Weight: 53,1 kgs/ 117,1 lbs
(Sorry, no pic today)
Day 3 has actually reminded me why I was so desperate to lose weight at the age of 15-19.
If you think I believe only skinny is beautiful, that’s not the case. I have seen many beautiful girls who were bigger than me, and yet, their shapes were more attractive and impressive than mine. Beauty is all about proportions.
It does not matter whether you are big, small, or medium; proportions is the key.

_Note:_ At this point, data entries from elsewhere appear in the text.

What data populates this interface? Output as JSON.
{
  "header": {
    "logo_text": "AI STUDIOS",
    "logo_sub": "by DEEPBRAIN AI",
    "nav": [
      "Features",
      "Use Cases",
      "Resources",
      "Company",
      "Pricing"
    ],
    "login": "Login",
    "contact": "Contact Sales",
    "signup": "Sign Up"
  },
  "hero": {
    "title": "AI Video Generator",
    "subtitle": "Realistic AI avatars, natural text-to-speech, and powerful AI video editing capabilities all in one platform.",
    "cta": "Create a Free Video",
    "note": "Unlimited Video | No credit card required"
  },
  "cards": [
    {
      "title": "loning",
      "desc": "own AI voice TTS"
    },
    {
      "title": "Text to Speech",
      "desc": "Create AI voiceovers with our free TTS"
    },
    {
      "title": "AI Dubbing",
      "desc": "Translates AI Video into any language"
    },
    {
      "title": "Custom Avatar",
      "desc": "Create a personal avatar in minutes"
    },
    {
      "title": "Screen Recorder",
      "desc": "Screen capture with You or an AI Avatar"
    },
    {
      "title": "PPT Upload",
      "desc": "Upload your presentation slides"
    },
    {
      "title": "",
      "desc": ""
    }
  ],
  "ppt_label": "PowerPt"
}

In my case, proportions have failed me. I belong to this unhappy type of women who gain weight mainly on the belly. I also accumulate huge fat thighs, but my butt remains flat. I never gain volume in boobs, and they become even smaller in the background of my fat sides and muffin top. Also, I have always had this lower belly bulge. Gosh, this looks bad even when simply written ((
Today, I know that to balance this situation, I can workout with weights, to make the glutes bigger.
Back then at 15-19, I was not aware, and my main goal was to lose weight, in order to gain at least more or less attractive proportions.
I have to confess that staying more on the skinny side than on the chubby side always works for me more, because my “bone frame” is small and narrow, and I have hard time banalcing the proportions when I am heavier.
However, I repeat, I do not think skinny is more beautiful. I would live to have this “guitar” type of body.
I had a friend once (we haven’t seen each other for many years now), who in addition to a beautiful face (and flawless skin) had a stunning body. She was bigger than me. She also had this “Jennifer Lopes” kind of butt, and really heavy hips and legs. I was higher and slimmer, and yet, when we went on a beach together, all boys stared at her, because she seemed generally better-built.
Proportions define your shapes, not the weight.
And now, I have this belly growing again. I think in a week or two I will look like pregnant, lol.